L’intégrité de la presse japonaise, une arme à double tranchant
Jusqu’en 2010, le Japon était la 2e puissance mondiale, derrière les États-Unis. Aujourd’hui rattrapé par la Chine et l’Allemagne, le pays souffre du vieillissement accéléré de sa population. Malgré tout, deux entités permettent au Japon de conserver sa place de leader, dans un domaine bien précis. Ces deux bouées de sauvetage sont le Yiomuri Shimbun et le Asahi Shimbun, les deux titres de presse les plus lus au monde. En 2022, le sociologue français César Castellvi a publié une enquête sur le monde de la presse nippone. Dès le titre, il présente le pays comme « le dernier empire de la presse ». Malgré une baisse de leurs ventes, les 8 à 10 millions d’exemplaires quotidiens vendus par le Yiomuri Shinbun et les 6 millions de l’Asahi Shinbun témoignent de l’étendue de la presse papier japonaise, ou à minima, un vestige de sa gloire passée. Quels sont alors, les raisons qui font de la presse papier japonaise, l’une des plus lues au monde, malgré un déclin progressif de son hégémonie ?
Le paysage médiatique de la presse quotidienne japonaise peut être divisé en plusieurs strates. La première est celle des grands quotidiens nationaux, viennent ensuite les magazines (dits “tabloïds“) et enfin les quotidiens régionaux, présents dans chaque préfecture. En comptant la presse audiovisuelle, 90 % des entreprises de presse japonaises sont des sociétés par actions. Une situation de prime abord similaire au paysage médiatique français, à un détail près. La loi japonaise interdit en effet à « toute personne dont l’activité principale n’est pas en lien avec la presse » d’être actionnaire d’un titre de presse. Bien que cette règle puisse être contournée, elle est majoritairement respectée (1 à 2 % des actionnaires de titres de presse japonais sont des banques ou des compagnies d’assurance). Le modèle japonais permet donc d’éviter l’apparition de grands magnats des médias. Le risque de voir des entrepreneurs s’immiscer graduellement dans le monde des médias et y faire jouer leurs propres intérêts (cf : rachat de l’école supérieure de journalisme de Paris par des groupes appartenant à Vincent Bolloré et Bernard Arnault en le 15 novembre 2024 ) est donc amoindri au Japon.

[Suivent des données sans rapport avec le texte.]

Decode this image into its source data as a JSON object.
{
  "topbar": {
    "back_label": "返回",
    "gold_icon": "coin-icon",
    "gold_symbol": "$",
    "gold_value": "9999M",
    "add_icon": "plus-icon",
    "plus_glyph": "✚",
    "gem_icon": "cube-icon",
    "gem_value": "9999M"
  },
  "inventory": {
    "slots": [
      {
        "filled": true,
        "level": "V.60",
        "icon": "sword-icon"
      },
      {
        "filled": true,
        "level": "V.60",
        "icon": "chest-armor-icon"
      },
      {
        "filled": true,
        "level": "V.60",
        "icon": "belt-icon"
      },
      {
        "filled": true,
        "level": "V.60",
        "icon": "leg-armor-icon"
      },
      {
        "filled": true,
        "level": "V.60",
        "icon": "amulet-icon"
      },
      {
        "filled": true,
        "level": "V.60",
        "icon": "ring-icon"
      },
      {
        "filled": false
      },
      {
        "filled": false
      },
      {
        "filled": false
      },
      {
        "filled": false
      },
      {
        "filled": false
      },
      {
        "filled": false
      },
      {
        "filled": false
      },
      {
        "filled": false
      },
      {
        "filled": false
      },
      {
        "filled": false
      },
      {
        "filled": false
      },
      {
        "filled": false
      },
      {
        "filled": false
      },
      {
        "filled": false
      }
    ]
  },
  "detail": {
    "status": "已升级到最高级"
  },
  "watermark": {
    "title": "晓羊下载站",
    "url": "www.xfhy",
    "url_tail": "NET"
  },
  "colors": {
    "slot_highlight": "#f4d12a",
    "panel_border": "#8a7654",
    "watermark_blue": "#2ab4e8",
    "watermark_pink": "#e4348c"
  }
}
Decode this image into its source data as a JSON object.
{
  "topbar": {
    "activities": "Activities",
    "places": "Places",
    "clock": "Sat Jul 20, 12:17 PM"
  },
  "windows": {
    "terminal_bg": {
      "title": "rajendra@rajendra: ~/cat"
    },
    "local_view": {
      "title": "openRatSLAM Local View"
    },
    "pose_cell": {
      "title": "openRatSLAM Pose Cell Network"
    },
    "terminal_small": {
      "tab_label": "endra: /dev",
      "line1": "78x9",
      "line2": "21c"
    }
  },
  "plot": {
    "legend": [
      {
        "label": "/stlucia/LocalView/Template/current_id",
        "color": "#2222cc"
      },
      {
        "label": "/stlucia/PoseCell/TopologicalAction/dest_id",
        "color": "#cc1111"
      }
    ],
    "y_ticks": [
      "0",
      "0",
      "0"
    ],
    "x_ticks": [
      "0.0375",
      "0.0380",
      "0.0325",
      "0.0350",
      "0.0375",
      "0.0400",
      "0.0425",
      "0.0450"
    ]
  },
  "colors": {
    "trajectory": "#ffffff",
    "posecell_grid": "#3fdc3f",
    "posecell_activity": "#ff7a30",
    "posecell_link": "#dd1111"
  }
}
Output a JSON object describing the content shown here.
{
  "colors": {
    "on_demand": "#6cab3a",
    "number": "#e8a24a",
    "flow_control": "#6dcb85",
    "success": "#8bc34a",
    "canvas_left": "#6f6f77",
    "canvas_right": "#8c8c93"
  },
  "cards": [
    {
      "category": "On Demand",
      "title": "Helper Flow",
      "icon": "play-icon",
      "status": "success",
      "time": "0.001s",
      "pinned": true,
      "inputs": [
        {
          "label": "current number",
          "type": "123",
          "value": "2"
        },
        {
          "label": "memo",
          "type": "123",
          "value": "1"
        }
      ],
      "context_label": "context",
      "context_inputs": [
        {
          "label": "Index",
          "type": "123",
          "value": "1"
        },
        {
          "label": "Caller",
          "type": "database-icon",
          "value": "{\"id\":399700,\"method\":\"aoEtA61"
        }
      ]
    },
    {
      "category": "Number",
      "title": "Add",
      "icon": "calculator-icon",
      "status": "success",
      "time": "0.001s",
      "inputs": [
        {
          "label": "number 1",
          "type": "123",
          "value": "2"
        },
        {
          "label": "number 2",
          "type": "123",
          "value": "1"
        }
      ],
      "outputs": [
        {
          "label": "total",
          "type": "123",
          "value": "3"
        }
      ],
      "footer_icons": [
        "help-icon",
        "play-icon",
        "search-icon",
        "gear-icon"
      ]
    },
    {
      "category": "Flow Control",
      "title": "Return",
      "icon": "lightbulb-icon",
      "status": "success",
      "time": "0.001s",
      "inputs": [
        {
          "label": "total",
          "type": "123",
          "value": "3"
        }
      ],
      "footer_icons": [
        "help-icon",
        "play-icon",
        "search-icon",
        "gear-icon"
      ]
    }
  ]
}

Il n’existe cependant aucune loi limitant la concentration de médias, tous supports confondus, entre les mains d’une seule entreprise de presse. Le paysage médiatique japonais est donc dominé par cinq grands conglomérats, qui détiennent à eux seuls, la grande majorité des titres de presse papier (il s’agit, par ordre croissant, des groupes Yomiuri, Asahi, Nihon-Keizai, Mainichi et Fuji-Sankei). Malgré l’avènement de ces superstructures, où les reporters se comptent parfois en milliers, les écoles de journalisme n’existent pas au Japon. En plus de questionner l’intérêt faiblissant de la jeune génération pour ce métier, cet état de fait est un argument à double tranchant pour les défenseurs de l’intégrité de la presse japonaise. Puisqu’ils ne sont pas formés, la grande majorité des reporters japonais font leurs armes sur le terrain, et ne sont donc pas influencés par les idéaux enseignés lors de leur formation. De l’autre côté, cela les expose à une influence plus grande de la rédaction à laquelle ils sont attachés et donc à une perte progressive d’objectivité, la culture du travail au Japon renforçant cette tendance.
Enfin, l’élément qui nuit le plus à l’intégrité de la presse japonaise est sans aucun doute l’existence des clubs de presse (kisha kurabu). Depuis la fin du XIXe, ces établissements sont présents à tous les niveaux de la société : universités, entreprises, agences culturelles, environnementales, mairies, commissariats… Les rédactions y détachent un journaliste, en général seul, pendant 2 ou 3 années de suite, de sorte que les liens qu’il tisse avec les personnes travaillant dans ces milieux lui donnent accès à des informations plus détaillées sur certains sujets. Les risques de collusion, entre les clubs de presse et les journaux qui y envoient leurs reporters (les quotidiens nationaux et régionaux) , sont donc souvent mentionnés. L’argument avancé par les rédactions est bien souvent que le turn-over opéré tous les 3 ans, suffit à réduire ce risque, tout en garantissant un accès à des informations plus complètes. L’herméticité de ces clubs pose également des questions. Il est beaucoup plus difficile pour un salarié d’un média audiovisuel, ou un reporter étranger d’y entrer.